ISBN : 978-958-781-555-9
ISBN digital: 978-958-781-556-6

Conferencias

Imagen, memoria y narración. Siete razones para estudiar la fotografía en tiempos de barbarie y transición1

Jorge Iván Bonilla Vélez2

Resumen

Este ensayo propone abordar la memoria de la atrocidad y de los tiempos por venir de un país como Colombia a partir de la imagen fotográfica. El texto se inscribe en una perspectiva investigativa que estudia el papel de la imagen en situaciones límite de la humanidad; para esto, plantea siete razones que motivan una aproximación de la imagen fotográfica en sus relaciones con la memoria y la narración. Subyace a estas líneas un ejercicio retroactivo que invita a revisar con otros ojos imágenes de dolor y sufrimiento que en su momento no contaron con la suficiente atención, de manera que estas puedan ingresar de nuevo en la esfera pública y, en consecuencia, concitar un trabajo de la imaginación, el pensamiento y la crítica.

Palabras clave: imagen, fotografía, memoria, narración, barbarie.

En los estudios sobre el conflicto armado y la memoria de este país, el deber de recordar, el compromiso de debatir y la necesidad de otorgarle inteligibilidad a aquello que nos duele, a lo que no supimos ver o no quisimos ver, a lo que hoy intentamos superar —la guerra— implica también hacerlo a través de las imágenes. Como afirma Andreas Huyssen: “El terror, la degradación, la desubjetivación y la destrucción de lo humano pueden y deben ser imaginados, pueden y deben ser dichos, pueden y deben ser representados en imágenes y en palabras” (Huyssen, 2009, p. 20).

A esto alude precisamente Siegfried Kracauer, a propósito del mito de la Medusa, en el que Perseo logra decapitar al monstruo sin mirarlo a los ojos, viéndolo a través de su reflejo en el escudo que portaba. Dice Kracauer: “La moraleja del mito es, claro, que no vemos, ni podemos ver, los horrores reales porque nos paralizan con un terror cegador; y que solo sabremos cómo son mirando imágenes que reproduzcan su verdadera apariencia” (Kracauer, 1989, p. 374). Una moraleja que además nos invita a entender que lo real nunca se presenta totalmente ante nosotros, ya que siempre está mediado por unas prácticas de representación —orales, visuales o escritas, artísticas o documentales—, por las cuales las cosas adquieren sentido y valor (Shapiro, 1988).

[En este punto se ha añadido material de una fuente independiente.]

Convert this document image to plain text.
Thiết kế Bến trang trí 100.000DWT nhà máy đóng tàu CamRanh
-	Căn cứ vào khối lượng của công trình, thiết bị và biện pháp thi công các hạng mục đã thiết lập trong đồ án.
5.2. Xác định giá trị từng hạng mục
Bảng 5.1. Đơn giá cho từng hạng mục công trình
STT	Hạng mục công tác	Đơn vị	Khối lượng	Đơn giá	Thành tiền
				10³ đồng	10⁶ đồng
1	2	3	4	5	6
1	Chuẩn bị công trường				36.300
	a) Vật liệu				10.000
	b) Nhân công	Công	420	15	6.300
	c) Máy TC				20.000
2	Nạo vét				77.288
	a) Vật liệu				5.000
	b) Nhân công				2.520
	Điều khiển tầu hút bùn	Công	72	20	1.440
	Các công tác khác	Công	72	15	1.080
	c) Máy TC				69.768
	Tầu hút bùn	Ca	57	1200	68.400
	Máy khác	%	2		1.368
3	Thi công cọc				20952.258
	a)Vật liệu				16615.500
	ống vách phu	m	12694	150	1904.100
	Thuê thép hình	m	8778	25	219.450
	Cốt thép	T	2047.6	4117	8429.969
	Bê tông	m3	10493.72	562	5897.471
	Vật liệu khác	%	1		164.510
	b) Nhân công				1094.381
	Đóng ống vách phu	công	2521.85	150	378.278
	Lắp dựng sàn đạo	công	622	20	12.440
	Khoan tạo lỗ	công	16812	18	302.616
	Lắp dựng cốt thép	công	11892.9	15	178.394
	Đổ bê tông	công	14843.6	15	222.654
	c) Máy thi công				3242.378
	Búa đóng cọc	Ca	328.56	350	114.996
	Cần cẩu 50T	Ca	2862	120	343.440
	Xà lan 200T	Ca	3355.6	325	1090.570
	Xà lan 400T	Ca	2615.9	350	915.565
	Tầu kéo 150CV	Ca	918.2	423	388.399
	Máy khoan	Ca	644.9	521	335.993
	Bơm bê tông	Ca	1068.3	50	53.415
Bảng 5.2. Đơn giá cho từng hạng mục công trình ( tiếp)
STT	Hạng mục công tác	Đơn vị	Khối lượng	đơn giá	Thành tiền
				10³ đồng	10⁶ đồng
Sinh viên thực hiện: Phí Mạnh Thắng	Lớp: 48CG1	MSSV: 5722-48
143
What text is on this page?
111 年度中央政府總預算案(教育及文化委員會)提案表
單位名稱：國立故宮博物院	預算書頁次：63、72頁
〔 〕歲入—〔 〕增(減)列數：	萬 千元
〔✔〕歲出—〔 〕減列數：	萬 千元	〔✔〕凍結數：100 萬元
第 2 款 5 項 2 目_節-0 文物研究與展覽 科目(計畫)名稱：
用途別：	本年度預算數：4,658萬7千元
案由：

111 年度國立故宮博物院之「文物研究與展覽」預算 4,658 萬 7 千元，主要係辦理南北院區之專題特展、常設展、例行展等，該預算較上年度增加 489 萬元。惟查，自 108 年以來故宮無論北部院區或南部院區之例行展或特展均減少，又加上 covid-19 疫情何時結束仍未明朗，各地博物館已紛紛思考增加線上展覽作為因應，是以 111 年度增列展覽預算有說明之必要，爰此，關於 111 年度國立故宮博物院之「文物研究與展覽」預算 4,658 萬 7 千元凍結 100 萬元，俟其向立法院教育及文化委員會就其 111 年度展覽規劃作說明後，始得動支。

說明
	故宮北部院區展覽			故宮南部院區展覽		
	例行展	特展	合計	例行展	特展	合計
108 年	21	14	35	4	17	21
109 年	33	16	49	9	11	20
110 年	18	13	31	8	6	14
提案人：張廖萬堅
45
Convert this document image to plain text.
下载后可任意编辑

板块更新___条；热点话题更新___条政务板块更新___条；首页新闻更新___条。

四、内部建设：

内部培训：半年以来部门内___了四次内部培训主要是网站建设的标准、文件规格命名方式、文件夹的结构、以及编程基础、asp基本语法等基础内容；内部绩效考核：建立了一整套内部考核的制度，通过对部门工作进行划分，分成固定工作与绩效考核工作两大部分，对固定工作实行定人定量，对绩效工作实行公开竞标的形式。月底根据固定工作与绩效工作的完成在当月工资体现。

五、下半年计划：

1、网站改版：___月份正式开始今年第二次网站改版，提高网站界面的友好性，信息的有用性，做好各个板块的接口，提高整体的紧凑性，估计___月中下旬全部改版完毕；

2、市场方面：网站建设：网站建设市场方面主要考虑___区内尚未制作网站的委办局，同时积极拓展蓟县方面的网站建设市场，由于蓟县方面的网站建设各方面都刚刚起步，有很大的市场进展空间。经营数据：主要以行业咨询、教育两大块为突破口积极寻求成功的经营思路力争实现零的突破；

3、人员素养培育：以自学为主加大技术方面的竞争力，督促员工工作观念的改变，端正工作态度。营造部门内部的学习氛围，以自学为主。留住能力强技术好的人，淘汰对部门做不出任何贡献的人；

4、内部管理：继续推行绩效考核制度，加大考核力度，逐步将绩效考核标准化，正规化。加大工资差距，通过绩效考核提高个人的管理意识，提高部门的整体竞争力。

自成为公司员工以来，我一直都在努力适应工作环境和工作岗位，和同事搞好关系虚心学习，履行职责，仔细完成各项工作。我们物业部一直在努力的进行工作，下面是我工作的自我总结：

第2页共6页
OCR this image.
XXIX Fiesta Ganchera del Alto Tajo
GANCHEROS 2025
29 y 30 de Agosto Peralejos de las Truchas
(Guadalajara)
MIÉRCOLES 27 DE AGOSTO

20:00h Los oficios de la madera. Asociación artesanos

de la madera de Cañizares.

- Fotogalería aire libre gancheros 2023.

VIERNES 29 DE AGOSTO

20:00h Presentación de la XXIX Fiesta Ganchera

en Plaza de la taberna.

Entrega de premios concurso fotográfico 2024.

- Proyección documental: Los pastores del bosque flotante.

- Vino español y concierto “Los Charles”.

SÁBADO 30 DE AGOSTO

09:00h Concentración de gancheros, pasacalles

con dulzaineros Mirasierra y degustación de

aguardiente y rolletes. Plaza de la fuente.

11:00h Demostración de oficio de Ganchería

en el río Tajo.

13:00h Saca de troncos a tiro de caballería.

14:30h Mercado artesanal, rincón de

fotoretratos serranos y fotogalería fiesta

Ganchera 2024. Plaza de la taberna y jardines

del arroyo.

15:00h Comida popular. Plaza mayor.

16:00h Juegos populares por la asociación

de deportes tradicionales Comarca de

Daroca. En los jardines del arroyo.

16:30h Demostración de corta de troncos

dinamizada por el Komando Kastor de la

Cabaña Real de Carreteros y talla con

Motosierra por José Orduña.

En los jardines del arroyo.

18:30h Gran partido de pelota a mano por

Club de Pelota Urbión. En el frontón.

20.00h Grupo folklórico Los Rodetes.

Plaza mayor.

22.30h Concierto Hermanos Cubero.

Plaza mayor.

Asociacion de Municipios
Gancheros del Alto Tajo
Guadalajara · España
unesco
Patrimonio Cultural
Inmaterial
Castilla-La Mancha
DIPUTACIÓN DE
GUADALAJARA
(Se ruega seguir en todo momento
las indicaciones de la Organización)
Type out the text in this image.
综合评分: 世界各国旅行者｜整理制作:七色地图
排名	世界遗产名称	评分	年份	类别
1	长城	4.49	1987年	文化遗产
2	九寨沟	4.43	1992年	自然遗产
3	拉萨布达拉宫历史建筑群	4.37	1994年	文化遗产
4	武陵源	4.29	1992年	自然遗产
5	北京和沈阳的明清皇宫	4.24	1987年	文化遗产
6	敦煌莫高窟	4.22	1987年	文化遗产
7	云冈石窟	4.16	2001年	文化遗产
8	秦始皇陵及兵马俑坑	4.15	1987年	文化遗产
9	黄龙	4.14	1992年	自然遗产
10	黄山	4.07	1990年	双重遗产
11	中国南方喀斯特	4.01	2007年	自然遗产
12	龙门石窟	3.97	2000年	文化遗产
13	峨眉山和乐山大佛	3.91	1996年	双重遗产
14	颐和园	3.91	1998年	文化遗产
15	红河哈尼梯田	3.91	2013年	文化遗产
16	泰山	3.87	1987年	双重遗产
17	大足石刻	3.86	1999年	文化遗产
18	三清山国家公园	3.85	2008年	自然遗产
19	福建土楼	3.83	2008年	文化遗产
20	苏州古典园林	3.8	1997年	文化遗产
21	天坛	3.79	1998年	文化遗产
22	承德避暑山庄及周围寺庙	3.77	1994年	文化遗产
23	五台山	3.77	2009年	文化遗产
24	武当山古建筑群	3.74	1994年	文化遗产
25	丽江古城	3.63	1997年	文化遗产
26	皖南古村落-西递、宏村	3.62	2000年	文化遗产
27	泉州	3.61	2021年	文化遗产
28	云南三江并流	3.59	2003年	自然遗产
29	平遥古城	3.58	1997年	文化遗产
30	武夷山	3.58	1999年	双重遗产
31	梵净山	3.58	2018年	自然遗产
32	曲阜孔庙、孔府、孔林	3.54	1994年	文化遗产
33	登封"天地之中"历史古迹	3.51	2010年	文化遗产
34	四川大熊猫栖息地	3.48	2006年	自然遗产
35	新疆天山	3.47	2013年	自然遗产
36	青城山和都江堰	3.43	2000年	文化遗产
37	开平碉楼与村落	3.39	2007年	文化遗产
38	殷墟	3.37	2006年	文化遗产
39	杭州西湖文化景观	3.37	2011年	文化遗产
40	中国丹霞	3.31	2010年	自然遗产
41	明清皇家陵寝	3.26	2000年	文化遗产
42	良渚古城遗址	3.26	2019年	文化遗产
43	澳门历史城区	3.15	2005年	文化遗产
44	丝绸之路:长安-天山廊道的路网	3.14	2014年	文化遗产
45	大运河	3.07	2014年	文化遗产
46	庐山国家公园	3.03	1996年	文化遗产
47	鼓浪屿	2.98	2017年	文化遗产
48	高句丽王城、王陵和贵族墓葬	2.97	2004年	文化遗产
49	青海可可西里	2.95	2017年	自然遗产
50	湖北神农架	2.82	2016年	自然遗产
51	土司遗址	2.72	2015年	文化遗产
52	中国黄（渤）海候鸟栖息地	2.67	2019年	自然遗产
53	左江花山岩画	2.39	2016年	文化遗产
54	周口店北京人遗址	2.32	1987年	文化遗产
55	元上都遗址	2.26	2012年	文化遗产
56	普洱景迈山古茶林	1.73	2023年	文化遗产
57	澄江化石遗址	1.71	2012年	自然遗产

No obstante, es preciso reconocer el débil interés que aún muestra la teoría social en Colombia por los dispositivos de la imagen en su rol de contribuir a la construcción de una memoria colectiva acerca de la guerra, sobre todo si estos se encuentran en cabeza del periodismo o los medios de comunicación, ámbitos frente a los cuales sigue existiendo un “mal de ojo” intelectual (Martín-Barbero, 1996); una posición que asume que toda aproximación a la imagen representada y mediatizada del horror consiste en hacer siempre evidente la manipulación, la sospecha y el engaño; señala que cualquier acercamiento a lo visual-masivo como medio para dar testimonio de los eventos terribles de la guerra puede terminar en una fascinación imbécil; o considera que el horror solo puede ser abordado desde el dogma de lo indecible, lo irrepresentable, lo inimaginable.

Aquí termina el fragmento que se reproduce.